Insolvency of an Insured Depository Institution or a
Bank Holding Company. Under the Federal Deposit
Insurance Act of 1950, if the FDIC is appointed as
conservator or receiver for an insured depository institution
such as GS Bank USA, upon its insolvency or in certain
other events, the FDIC has broad powers, including the
power:
To transfer any of the depository institution’s assets and
liabilities to a new obligor, including a newly formed
“bridge” bank, without the approval of the depository
institution’s creditors;
To enforce the depository institution’s contracts pursuant
to their terms without regard to any provisions triggered
by the appointment of the FDIC in that capacity; or
To repudiate or disaffirm any contract or lease to which
the depository institution is a party, the performance of
which is determined by the FDIC to be burdensome and
the disaffirmance or repudiation of which is determined
by the FDIC to promote the orderly administration of the
depository institution.
In addition, under federal law, the claims of holders of
domestic deposit liabilities and certain claims for
administrative expenses against an insured depository
institution would be afforded a priority over other general
unsecured claims, including deposits at non-U.S. branches
and claims of debt holders of the institution, in the
“liquidation or other resolution” of such an institution by
any receiver. As a result, whether or not the FDIC ever
sought to repudiate any debt obligations of GS Bank USA,
the debt holders (other than depositors) would be treated
differently from, and could receive, if anything,
substantially less than, the depositors of GS Bank USA.
The Dodd-Frank Act created a new resolution regime
(known as “orderly liquidation authority”) for bank
holding companies and their affiliates that are systemically
important and certain non-bank financial companies.

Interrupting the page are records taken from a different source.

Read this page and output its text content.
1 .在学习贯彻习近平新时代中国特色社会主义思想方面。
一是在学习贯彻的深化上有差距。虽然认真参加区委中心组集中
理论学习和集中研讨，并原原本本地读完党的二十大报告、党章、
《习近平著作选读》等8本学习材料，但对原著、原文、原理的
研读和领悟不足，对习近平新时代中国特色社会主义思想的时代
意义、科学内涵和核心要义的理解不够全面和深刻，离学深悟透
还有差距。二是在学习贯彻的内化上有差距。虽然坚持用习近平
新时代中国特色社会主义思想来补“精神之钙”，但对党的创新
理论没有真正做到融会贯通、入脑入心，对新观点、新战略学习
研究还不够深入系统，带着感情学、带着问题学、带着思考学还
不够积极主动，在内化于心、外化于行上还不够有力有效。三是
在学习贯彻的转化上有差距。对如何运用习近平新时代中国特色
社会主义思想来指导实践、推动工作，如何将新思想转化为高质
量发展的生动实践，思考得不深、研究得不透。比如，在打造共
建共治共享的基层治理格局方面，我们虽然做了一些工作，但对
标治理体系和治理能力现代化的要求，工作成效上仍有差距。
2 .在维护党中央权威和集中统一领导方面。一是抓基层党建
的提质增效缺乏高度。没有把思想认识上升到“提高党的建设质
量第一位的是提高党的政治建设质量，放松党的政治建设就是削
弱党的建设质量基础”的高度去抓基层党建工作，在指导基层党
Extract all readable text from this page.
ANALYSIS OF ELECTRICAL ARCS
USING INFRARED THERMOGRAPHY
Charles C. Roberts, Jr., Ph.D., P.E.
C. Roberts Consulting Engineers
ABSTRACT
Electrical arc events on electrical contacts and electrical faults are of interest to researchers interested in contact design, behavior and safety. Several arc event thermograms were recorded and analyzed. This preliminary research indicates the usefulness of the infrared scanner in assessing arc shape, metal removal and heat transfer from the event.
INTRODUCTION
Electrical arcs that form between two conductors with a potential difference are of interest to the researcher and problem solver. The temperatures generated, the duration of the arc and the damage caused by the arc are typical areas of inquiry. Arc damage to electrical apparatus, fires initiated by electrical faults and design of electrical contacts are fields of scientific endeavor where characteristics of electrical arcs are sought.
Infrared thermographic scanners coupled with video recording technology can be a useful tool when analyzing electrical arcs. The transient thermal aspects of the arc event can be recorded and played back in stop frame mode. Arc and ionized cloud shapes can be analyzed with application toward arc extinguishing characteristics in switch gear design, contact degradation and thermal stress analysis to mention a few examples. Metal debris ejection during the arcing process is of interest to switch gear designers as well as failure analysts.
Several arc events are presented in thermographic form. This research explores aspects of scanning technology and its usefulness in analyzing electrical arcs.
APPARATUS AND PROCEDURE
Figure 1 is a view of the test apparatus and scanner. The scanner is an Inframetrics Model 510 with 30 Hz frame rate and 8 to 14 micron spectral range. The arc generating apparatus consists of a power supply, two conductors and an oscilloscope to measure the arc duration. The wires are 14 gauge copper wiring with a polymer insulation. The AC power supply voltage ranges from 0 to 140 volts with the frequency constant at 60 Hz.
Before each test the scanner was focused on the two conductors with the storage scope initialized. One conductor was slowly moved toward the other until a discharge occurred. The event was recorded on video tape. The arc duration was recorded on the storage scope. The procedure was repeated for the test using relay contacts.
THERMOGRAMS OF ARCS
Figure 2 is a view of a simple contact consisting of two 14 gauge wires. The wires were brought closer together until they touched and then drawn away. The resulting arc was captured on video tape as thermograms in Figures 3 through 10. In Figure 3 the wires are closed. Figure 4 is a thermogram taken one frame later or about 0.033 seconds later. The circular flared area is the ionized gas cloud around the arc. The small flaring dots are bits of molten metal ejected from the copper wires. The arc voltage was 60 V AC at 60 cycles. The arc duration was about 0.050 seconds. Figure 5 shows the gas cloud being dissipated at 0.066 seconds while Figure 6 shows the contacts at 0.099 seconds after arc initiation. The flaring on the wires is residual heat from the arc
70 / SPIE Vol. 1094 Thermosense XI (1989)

Under the orderly liquidation authority, the FDIC may be
appointed as receiver for the systemically important
institution and its failed non-bank subsidiaries if, upon the
recommendation of applicable regulators, the Secretary of
the Treasury determines, among other things, that the
institution is in default or in danger of default, that the
institution’s failure would have serious adverse effects on
the U.S. financial system and that resolution under the
orderly liquidation authority would avoid or mitigate those
effects.
If the FDIC is appointed as receiver under the orderly
liquidation authority, then the powers of the receiver, and
the rights and obligations of creditors and other parties
who have dealt with the institution, would be determined
under the orderly liquidation authority, and not under the
bankruptcy or insolvency law that would otherwise apply.
The powers of the receiver under the orderly liquidation
authority were generally based on the powers of the FDIC
as receiver for depository institutions under the Federal
Deposit Insurance Act. Substantial differences in the rights
of creditors exist between the orderly liquidation authority
and the U.S. Bankruptcy Code, including the right of the
FDIC under the orderly liquidation authority to disregard
the strict priority of creditor claims in some circumstances,
the use of an administrative claims procedure to determine
creditors’ claims (as opposed to the judicial procedure
utilized in bankruptcy proceedings), and the right of the
FDIC to transfer claims to a “bridge” entity. In addition,
the orderly liquidation authority limits the ability of
creditors to enforce certain contractual cross-defaults
against affiliates of the institution in receivership.